Puffy-frocked potter Grayson Perry popped up on the Today programme last week, lamenting to James Naughtie that a decline in ceramics teaching could lead to a dearth of new potters. But when the diary ran into him over champagne at Crockfords Casino he was quite dismissive of his own thesis. "Oh no, I don't really believe it," he laughed. "If anything, it's rather good there aren't more young potters. Less competition for me!" Best not tell Jim ...

***

The Grove Hotel in Watford is a swanky country house affair, and, being in prime footballers' country, is frequently used for England press conferences. So guests at a recent wedding should perhaps not have been surprised to find their ceremony being watched by four familiar faces.

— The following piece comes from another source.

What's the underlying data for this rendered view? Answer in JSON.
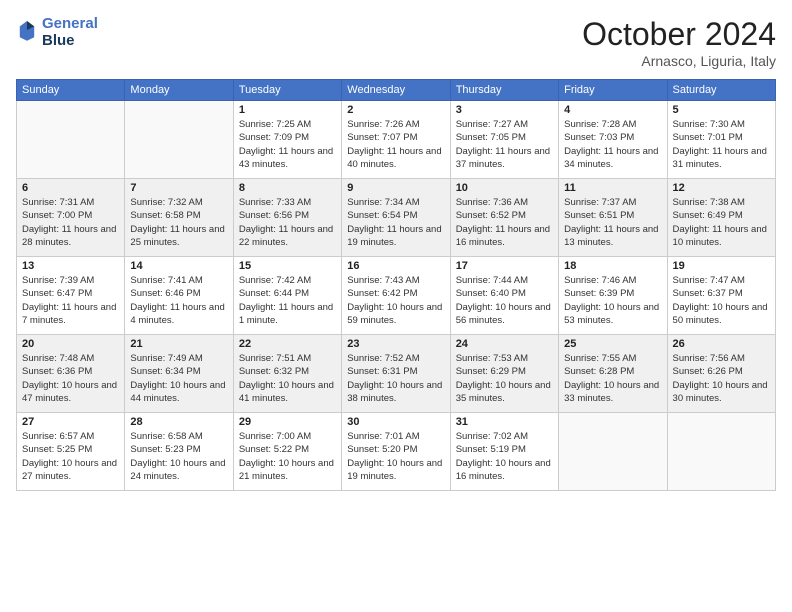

As the solemn vows were made, the figures of Fabio Capello, Steven Gerrard, Frank Lampard and David Beckham could be seen watching with, I'm told, "particular interest" from a nearby balcony. Bless.

***

The show must go on. Or not, in the case of the first public preview of Mother Courage, the National's ambitious new rendition of Bertolt Brecht's anti-war play starring Fiona Shaw. Theatre-goers were astonished when director Deborah Warner came on stage after a long delay to say only two-thirds of the play would run, as there had been no technical run-through and it would be unsafe to perform the final scenes. Tickets were offered for another night but many stayed and watched what was offered. Wednesday's official first night has also been cancelled. When one plucky punter asked who to ask for a refund of his train ticket, he was told after a thought, "Nicholas Hytner". Let's hope the critics are more loyal than the staff.